The national and international media scorned the phrase and made it the point of jokes and satires. The speech warned of development of weapons of mass destruction by the axis: North Korea, Iran and Iraq. Bush was correct on all three accounts: the North Koreans were well on their way, the Iranians were developing, and evidence now clearly illustrates that the Iraqis were waiting to restart. The president also warned of state sponsorship of terrorism and the state terrorism that the subjects of these nations faced daily. He was right in every sense of the word. The media frenzy continued for years over the “undiplomatic language” (another falsehood made by those who don’t understand the purpose of diplomacy).
Compare this to the near silence concerning the latest axis, the so-called “Axis of Resistance.” Adopted in 2010 by Iran as a vehicle to destroy Israel, the term encompasses the forces of Iran, Hezbollah (Iran’s para-military proxy in Lebanon), Bashar Assad’s Syria (Iran’s new proxy) and Hamas (Iran’s Palestinian proxy). As Bush’s “Axis of Evil” demarcated a new grand strategy of the United States, so does the Iranian axis, which uses the Syrian conflict as the testing ground. Its tactical purpose is to pressure Iraq, and its operational goal is to cause harm to Israel and the United States. This is all within the strategic goal of uniting Muslims under a single cause. Many consider Russia to be a supporting member, at least and as long as Russian geo-strategic goals are served.
Following the shooting down on Feb. 10 of an Iranian drone and the loss of an Israeli F-16 following Israeli strikes against Syria, the media gave limited mention to the “Axis of Resistance phrase,” but with little depth or discussion of purpose or motivation.
Political Cartoons on Iran
Iran has mobilized its own forces, its proxies and Syrian services to create a powerful network to threaten Israeli security. Iran and Syria have been instrumental in transferring greater amounts and more sophisticated weaponry to Hezbollah, utilizing the fighting in Syria as a real-world training ground for future conflicts. The world was so mono-focused on the Islamic State group and the Syrian civil war that it continued to ignore Iranian strategic moves and intentions that go well beyond an Assad victory. In fact, we may come to view the Syrian Civil War as merely phase one of an overall Iranian plan to dominate the Middle East and wage war against Israel, culminating in an attempt to blunt or even drive out the American presence from much of the region.

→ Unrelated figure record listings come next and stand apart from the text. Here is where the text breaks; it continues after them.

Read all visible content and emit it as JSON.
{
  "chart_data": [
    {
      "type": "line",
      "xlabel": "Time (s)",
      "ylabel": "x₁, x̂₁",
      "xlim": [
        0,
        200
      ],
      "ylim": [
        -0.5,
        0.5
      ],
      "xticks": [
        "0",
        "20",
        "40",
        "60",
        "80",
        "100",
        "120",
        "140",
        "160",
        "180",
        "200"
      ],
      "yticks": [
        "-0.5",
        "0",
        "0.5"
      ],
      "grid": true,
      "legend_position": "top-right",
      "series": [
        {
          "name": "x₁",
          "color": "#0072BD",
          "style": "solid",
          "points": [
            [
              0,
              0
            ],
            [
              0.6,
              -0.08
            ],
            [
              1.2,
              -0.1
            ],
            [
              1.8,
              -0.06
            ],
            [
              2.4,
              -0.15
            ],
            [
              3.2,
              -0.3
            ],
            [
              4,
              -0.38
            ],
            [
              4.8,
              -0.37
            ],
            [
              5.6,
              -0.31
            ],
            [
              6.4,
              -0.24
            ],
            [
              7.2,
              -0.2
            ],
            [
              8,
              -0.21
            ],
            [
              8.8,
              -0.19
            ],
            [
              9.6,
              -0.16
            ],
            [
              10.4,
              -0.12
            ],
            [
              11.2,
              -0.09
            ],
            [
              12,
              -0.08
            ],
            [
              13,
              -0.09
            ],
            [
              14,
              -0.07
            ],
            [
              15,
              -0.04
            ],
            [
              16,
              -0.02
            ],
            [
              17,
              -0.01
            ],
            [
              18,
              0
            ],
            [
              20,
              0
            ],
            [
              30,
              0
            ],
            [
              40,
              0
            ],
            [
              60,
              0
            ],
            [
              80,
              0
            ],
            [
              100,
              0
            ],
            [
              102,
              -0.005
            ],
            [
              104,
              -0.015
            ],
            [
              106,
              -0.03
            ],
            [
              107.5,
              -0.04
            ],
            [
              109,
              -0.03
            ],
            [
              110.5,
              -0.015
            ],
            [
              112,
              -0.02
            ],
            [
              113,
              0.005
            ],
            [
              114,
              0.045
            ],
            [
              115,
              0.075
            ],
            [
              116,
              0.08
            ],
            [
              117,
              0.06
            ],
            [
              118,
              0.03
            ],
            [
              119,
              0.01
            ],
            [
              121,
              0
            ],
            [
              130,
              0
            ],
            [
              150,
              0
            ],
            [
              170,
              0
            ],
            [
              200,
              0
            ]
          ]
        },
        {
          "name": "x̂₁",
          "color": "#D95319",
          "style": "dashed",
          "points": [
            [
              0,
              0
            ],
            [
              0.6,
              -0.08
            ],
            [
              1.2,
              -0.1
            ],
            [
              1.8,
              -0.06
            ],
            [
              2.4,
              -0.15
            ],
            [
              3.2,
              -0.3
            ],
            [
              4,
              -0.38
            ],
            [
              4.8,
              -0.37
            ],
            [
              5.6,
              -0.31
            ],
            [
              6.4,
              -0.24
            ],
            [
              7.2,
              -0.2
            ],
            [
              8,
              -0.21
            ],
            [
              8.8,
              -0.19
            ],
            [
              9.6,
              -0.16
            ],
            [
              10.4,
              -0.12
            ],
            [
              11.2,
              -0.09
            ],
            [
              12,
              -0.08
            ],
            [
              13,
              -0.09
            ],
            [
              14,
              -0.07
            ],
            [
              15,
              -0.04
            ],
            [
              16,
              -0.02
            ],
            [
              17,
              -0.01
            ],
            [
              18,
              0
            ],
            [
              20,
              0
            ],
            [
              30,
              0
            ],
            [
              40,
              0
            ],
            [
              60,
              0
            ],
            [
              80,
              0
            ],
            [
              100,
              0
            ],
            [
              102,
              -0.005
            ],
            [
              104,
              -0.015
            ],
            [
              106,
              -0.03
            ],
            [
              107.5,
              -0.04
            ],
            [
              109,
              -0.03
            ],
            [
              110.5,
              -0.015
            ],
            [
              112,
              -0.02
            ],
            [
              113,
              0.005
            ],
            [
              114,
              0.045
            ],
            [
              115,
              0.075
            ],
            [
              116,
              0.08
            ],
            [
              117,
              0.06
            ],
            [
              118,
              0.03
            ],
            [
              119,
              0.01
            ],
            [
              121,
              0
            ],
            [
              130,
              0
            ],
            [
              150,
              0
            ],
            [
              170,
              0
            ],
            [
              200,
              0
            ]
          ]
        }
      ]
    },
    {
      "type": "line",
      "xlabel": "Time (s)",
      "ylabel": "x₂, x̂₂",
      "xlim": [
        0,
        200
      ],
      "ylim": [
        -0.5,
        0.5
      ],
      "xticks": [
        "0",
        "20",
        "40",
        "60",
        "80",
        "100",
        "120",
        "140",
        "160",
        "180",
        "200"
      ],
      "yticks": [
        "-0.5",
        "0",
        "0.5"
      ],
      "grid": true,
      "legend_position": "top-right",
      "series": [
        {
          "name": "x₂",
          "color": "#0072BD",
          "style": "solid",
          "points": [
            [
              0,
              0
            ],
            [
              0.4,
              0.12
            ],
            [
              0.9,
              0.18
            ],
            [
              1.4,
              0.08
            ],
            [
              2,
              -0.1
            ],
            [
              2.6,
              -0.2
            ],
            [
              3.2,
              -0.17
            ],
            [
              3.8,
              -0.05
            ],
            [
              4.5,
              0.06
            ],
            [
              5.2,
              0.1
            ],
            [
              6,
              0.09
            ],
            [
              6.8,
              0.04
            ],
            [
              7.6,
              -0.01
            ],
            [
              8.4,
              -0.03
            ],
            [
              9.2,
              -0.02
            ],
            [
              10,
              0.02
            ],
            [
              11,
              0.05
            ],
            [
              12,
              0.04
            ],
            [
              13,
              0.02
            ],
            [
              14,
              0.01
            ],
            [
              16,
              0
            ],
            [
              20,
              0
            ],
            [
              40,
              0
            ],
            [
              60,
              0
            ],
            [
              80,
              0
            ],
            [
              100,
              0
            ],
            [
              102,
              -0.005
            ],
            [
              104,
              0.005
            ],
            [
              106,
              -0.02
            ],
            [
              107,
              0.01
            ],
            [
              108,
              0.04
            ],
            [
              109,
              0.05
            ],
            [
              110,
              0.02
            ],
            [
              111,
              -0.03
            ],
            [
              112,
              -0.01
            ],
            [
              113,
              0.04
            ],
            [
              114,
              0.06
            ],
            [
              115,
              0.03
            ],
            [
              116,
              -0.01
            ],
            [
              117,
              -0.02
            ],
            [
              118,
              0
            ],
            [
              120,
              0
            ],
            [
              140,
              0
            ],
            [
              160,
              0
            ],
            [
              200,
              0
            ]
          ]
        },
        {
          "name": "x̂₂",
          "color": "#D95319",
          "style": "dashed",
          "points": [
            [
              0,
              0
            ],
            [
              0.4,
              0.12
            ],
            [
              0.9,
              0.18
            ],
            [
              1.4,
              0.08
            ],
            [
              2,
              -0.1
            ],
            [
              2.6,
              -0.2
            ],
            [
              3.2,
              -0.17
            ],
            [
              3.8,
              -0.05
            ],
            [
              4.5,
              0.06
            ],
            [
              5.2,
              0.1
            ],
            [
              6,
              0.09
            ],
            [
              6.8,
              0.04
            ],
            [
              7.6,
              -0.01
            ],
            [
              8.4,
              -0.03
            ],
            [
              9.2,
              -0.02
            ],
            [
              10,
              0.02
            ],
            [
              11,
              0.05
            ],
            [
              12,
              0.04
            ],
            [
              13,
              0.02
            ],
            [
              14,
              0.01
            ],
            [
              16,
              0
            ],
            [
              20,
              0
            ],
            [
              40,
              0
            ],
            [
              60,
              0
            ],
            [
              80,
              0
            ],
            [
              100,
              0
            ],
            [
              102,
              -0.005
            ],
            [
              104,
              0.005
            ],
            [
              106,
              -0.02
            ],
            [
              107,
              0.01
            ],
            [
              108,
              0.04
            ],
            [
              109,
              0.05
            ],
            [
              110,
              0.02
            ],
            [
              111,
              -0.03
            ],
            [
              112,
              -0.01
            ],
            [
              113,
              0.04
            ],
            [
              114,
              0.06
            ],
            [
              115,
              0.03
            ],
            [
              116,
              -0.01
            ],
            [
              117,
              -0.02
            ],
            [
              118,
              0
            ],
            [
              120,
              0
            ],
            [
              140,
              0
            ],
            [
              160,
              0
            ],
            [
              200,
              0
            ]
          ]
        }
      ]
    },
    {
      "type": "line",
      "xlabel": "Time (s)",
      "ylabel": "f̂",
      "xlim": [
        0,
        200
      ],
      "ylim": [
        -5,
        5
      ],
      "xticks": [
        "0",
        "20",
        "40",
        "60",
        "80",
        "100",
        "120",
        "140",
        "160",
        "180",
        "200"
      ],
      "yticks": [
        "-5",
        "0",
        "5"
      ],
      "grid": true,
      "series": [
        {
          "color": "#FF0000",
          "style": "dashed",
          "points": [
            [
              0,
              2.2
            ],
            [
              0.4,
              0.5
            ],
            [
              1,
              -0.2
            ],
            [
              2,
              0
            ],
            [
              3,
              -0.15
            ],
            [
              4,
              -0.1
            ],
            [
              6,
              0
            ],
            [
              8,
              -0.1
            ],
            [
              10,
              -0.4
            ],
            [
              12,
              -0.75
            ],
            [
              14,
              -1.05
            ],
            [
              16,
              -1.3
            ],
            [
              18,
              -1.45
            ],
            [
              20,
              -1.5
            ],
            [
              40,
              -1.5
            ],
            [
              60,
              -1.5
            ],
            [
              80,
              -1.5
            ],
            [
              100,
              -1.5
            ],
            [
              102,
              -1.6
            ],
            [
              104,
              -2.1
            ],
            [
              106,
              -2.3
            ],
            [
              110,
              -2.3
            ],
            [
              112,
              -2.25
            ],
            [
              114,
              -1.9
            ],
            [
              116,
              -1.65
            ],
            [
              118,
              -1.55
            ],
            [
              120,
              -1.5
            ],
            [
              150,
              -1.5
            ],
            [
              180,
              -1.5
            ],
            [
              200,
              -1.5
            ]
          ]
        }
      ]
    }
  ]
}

Related to this is an Iranian attempt to gain access to the Mediterranean. If this new axis is allowed to metastasize, it could become powerful enough to intimidate American allies in the region to retract support for American foreign policy goals. It joins Iranian realist geo-strategic goals of regional dominance, with anti-Western (particularly anti-Israeli and anti-American) ideology.
The “Axis of Resistance” poses a direct threat to the national interests of the United States and should be treated as a fundamental priority. It has no place in the international arena, and the movements and regimes that are its supporters are by definition illegitimate. In the past, the United States allowed Syria to dominate Lebanon; it now needs to decide if it is acceptable for Iran to dominate Syria, coerce Iraq and wage war against Israel.
If the Nazi-fascist-militarist axis of the 1940s was anathema to American interests and values, then this axis, worshiping at the altar of tyranny, conquest and theocracy is just as evil.